Technology and process integration for producing 2N-grade low-boron silicon by utilizing waste silica powder produced by diamond wire cutting

Abstract

The invention relates to technology and process integration for producing 2N-grade low-boron silicon by utilizing waste silica powder produced by diamond wire cutting. The process comprises the following steps of air classifying: drying the waste silica powder produced by diamond wire cutting, adopting as a raw material, and utilizing an air classifier for collecting the silica powder with the particle size being 0.1 to 10mu m, wherein the collected silica powder is low-boron silica powder; blank making and vacuum drying: mixing the low-boron silica powder and pure water, obtaining a clay, using the clay to make a blank, putting in a drying oven, and vacuum drying to obtain a dried blank material; vacuum sintering: sintering the obtained dried blank material in a sintering furnace at hightemperature, and obtaining the 2N-grade low-boron silicon. According to the adopted process, an existing acid liquor cleaning process is thoroughly abandoned, the purity and the later-period purification yield of the silica powder can be effectively ensured through physical-method separation, the silica powder is cured by adopting a sintering method, the process route is compact, and secondary pollution is avoided.

Description

technical field [0001] The invention relates to the technical field of diamond wire cutting waste of crystalline silicon in the photovoltaic industry, in particular to a technology and process integration for producing 2N-level low-boron silicon powder by using diamond wire cutting waste silicon powder. Background technique [0002] Solar cells are produced by slicing and related post-processing of crystalline silicon after ingot casting or crystal pulling; the application of mortar multi-wire cutting began in the 1990s, and its cutting principle is mainly based on the principle of tribology: three-body wear, that is, steel wire and silicon The material phase wears, silicon carbide powder resides in it, and polyethylene glycol is used as a lubricant; it is expected that all polysilicon wafers will be converted from mortar wire cutting to diamond wire cutting before 2019, and diamond wire cutting polysilicon wafers uses the two-position cutting method. The diamond particles a...

AI Technical Summary

Problems solved by technology

According to the analysis of actual industry data, at least 200kg of cutting silicon powder will be produced for every 1000kg of silicon wafers produced; at present, the problems of environmental pollution and resource waste in the diamond wire cutting waste of crystalline silicon in the photovoltaic industry are still in some large and medium-sized institutions, such as: Northeastern University, Xiamen University, etc., and enterprises, such as: Longji Silicon Industry, Luoyang Sinosilicon, etc., are still in the blank period of real recycling and industrialization.

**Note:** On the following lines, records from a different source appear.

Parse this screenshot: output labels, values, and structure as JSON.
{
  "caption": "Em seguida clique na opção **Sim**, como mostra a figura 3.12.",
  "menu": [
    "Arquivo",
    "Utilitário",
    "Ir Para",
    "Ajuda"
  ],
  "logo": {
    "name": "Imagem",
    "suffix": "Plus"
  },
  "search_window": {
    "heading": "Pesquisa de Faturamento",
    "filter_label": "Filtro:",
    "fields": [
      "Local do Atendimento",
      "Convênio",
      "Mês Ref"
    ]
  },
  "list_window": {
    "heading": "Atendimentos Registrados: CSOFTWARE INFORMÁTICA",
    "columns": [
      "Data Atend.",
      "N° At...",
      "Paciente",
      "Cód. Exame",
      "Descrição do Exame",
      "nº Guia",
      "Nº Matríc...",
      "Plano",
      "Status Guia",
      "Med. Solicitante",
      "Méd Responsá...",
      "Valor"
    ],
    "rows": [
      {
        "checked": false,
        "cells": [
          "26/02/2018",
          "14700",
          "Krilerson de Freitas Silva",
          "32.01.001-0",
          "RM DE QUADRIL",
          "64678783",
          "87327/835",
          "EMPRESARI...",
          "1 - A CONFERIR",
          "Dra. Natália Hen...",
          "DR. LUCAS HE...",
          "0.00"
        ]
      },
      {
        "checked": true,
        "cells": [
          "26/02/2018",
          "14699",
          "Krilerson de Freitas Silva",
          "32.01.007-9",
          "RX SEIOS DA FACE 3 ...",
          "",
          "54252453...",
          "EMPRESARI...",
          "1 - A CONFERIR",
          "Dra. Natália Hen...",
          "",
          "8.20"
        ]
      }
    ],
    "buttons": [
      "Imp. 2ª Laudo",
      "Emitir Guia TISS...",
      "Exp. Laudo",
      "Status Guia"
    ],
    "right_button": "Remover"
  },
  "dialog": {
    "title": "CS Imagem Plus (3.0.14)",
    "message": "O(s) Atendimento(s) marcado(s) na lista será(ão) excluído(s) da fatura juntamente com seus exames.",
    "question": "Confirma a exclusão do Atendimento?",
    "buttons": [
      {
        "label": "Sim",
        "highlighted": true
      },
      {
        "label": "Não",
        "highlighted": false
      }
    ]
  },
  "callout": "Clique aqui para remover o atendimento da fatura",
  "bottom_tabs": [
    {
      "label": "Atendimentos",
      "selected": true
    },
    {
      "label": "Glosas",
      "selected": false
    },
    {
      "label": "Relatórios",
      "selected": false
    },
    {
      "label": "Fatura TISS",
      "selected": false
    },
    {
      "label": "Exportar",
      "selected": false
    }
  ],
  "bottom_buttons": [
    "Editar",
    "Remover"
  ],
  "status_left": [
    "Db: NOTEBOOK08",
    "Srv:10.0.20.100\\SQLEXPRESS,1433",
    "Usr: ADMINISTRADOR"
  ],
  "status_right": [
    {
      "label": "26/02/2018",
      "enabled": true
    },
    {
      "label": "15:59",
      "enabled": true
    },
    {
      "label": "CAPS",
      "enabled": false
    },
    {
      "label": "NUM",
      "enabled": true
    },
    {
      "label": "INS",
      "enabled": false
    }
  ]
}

[0003] At present, the research route in the industry basically adopts: physical enhanced separation (separation of SiC and Si by sedimentation method) → wet chemical separation (removal of metal impurities) → smelting and refining (removal of B and P, while realizing the conversion of silicon powder to silicon block) , the main problems that this process cannot form a pilot test are the low separation rate of "silicon-non-silicon", difficult operation, and process control that easily causes secondary pollution

The main problems are: 1) Oxidation of silicon powder: the most concentrated particle size of silicon powder produced by cutting is 0.1-10 μm, and the separation process takes a long time to easily cause the surface oxidation of silicon powder, and the separation of Si-SiO2 again will remove the invisible 2) Silicon powder hydrolysis problem: chemical method to remove metal impurities, in addition to low separation efficiency, there is another main problem: Si+3H 2 O=H 2 SiO 3 +2H 2 , too fine Si powder will undergo a slow hydrolysis reaction when it meets water

The intercalation relationship between SiC fine particle size and Si powder is complex, H 2 SiO 3 The formation of SiC will lead to difficult separation

3) Refining to remove B and P, and turn powder into solid: Si powder itself is solar-grade silicon, and the B content is already low; if B is removed again, the production process line will increase, the purification cost will increase, and the output rate will decrease; traditional solidification The method adopts smelting method to solidify the silicon powder. Both the vacuum induction furnace and the intermediate frequency smelting furnace are open in the process, and the degree of automation is not high. It is easy to introduce secondary pollution to the product, and the product quality cannot be guaranteed.